Information Security Specialist (f/m/d)

The successful candidate will join the Information Security, Risk & Regulations unit of the CTO. The Information Security, Risk & Regulatory unit supports the CTO product lines to comply with the ICT Risk Framework, by continuously improving existing controls, analyzing security gaps identified by control functions and designing and implementing suitable solutions in collaboration with the products. The unit works closely with stakeholders across the Group to close or mitigate these gaps and ensure sustainable remediation.
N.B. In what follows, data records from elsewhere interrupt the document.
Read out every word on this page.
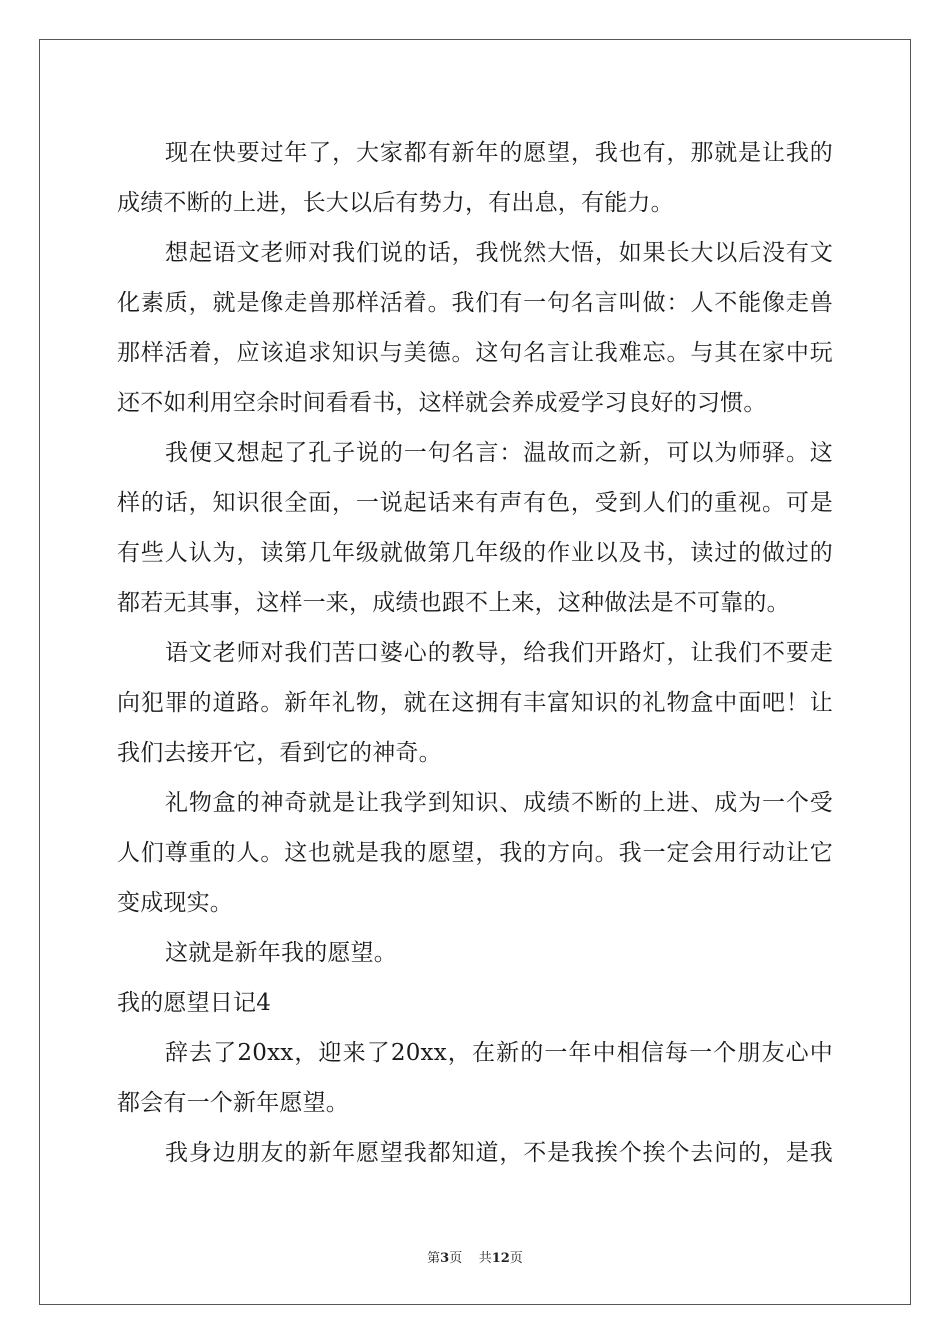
现在快要过年了，大家都有新年的愿望，我也有，那就是让我的
成绩不断的上进，长大以后有势力，有出息，有能力。
想起语文老师对我们说的话，我恍然大悟，如果长大以后没有文
化素质，就是像走兽那样活着。我们有一句名言叫做：人不能像走兽
那样活着，应该追求知识与美德。这句名言让我难忘。与其在家中玩
还不如利用空余时间看看书，这样就会养成爱学习良好的习惯。
我便又想起了孔子说的一句名言：温故而之新，可以为师驿。这
样的话，知识很全面，一说起话来有声有色，受到人们的重视。可是
有些人认为，读第几年级就做第几年级的作业以及书，读过的做过的
都若无其事，这样一来，成绩也跟不上来，这种做法是不可靠的。
语文老师对我们苦口婆心的教导，给我们开路灯，让我们不要走
向犯罪的道路。新年礼物，就在这拥有丰富知识的礼物盒中面吧！让
我们去接开它，看到它的神奇。
礼物盒的神奇就是让我学到知识、成绩不断的上进、成为一个受
人们尊重的人。这也就是我的愿望，我的方向。我一定会用行动让它
变成现实。
这就是新年我的愿望。
我的愿望日记4
辞去了20xx，迎来了20xx，在新的一年中相信每一个朋友心中
都会有一个新年愿望。
我身边朋友的新年愿望我都知道，不是我挨个挨个去问的，是我
第3页 共12页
Through these activities, the unit directly contributes to improving the Information Security KPIs vulnerability SLA adherence, findings, coverage of the CTO IT assets and represents the CTO area in the group wide Security Committee thus strengthening the overall security posture of the organization.

• Lead Vulnerability Quality & Drive Resolution Across Teams
• Ensure that vulnerabilities generated by scanners are high quality, actionable, and correctly classified.
• Design and enhance processes that make vulnerability intake, triage, and escalation predictable, transparent, and efficient.
• Take ownership of escalated blockers, partnering with engineering, cloud, and platform teams to remove obstacles and drive real remediation progress.
• Identify cross product patterns and help improve our scanning approach to increase accuracy and reduce operational friction.
• Partner closely with our CTO Hyderabad Vulnerability Operations team to ensure smooth and efficient daily handling without any overdue.
• Align with Group Information Security to evolve scanning capabilities in line with organizational needs.
• Support integration of security controls into CI/CD pipelines and cloud environments.
• Shape Secure Architecture & Influence Technical Direction
• As part of projects or regular releases, contribute to solution designs for alignment with our security standards and architectural principles.
• Challenge designs with a constructive, solution-oriented mindset, helping teams build secure, scalable, and resilient systems.
• Build Relationships & Drive Security Culture Forward
• Build trusted partnerships with Group Information Security, DevSecOps, Cloud Infrastructure, application owners, and operations teams.
• Communicate security topics clearly and constructively, tailoring your message to technical and non‑technical audiences.
• Act as a facilitator who aligns teams, resolves blockers, and helps everyone move forward in the same direction.

• Minimum 5 years of experience as Information Security professional.
• Solid experience in Vulnerability Management or Security Operations, including working with enterprise scanning tools.
• Strong understanding of cloud environments and the integration of security controls into CI/CD workflows.
• Experience reviewing solution architectures, identifying gaps, and providing actionable security recommendations.
• Ability to collaborate with globally distributed teams and proactively resolve blockers across engineering, cloud, and platform domains.
• Strong communication skills, including the ability to translate complex security topics for both technical and nontechnical audiences.
• Proven capability to drive processes, improve operational workflows, and ensure high-quality outputs (e.g. ticket intake, triage, classification).
• Constructive, solution-oriented mindset with strong analytical and problem-solving skills.
• Ability to work independently, prioritize effectively, and drive initiatives end-to-end.
• Strong relationship building capability and a collaborative approach.
• Comfortable navigating ambiguity and influencing decisions without formal authority.
• Proficiency in written and spoken English required.
• A relevant degree, or equivalent practical experience, in Information Technology, Computer Science, Cybersecurity, Engineering, or a related technical field.
• Hands-on experience with cloud platforms (Azure, GCP) and containerized environments (Kubernetes, Docker).
• Familiarity with secure coding practices, CI/CD orchestration tools, and infrastructure-as-code concepts.
• Experience working with or alongside enterprise InfoSec teams and central governance bodies.
• Security-related certifications (e.g., CISSP, CISM, CCSP, CEH, GIAC) are a strong plus.
• Previous engaging experience with stakeholders across architecture, engineering, and operational teams—acting as a facilitator and bridge-builder.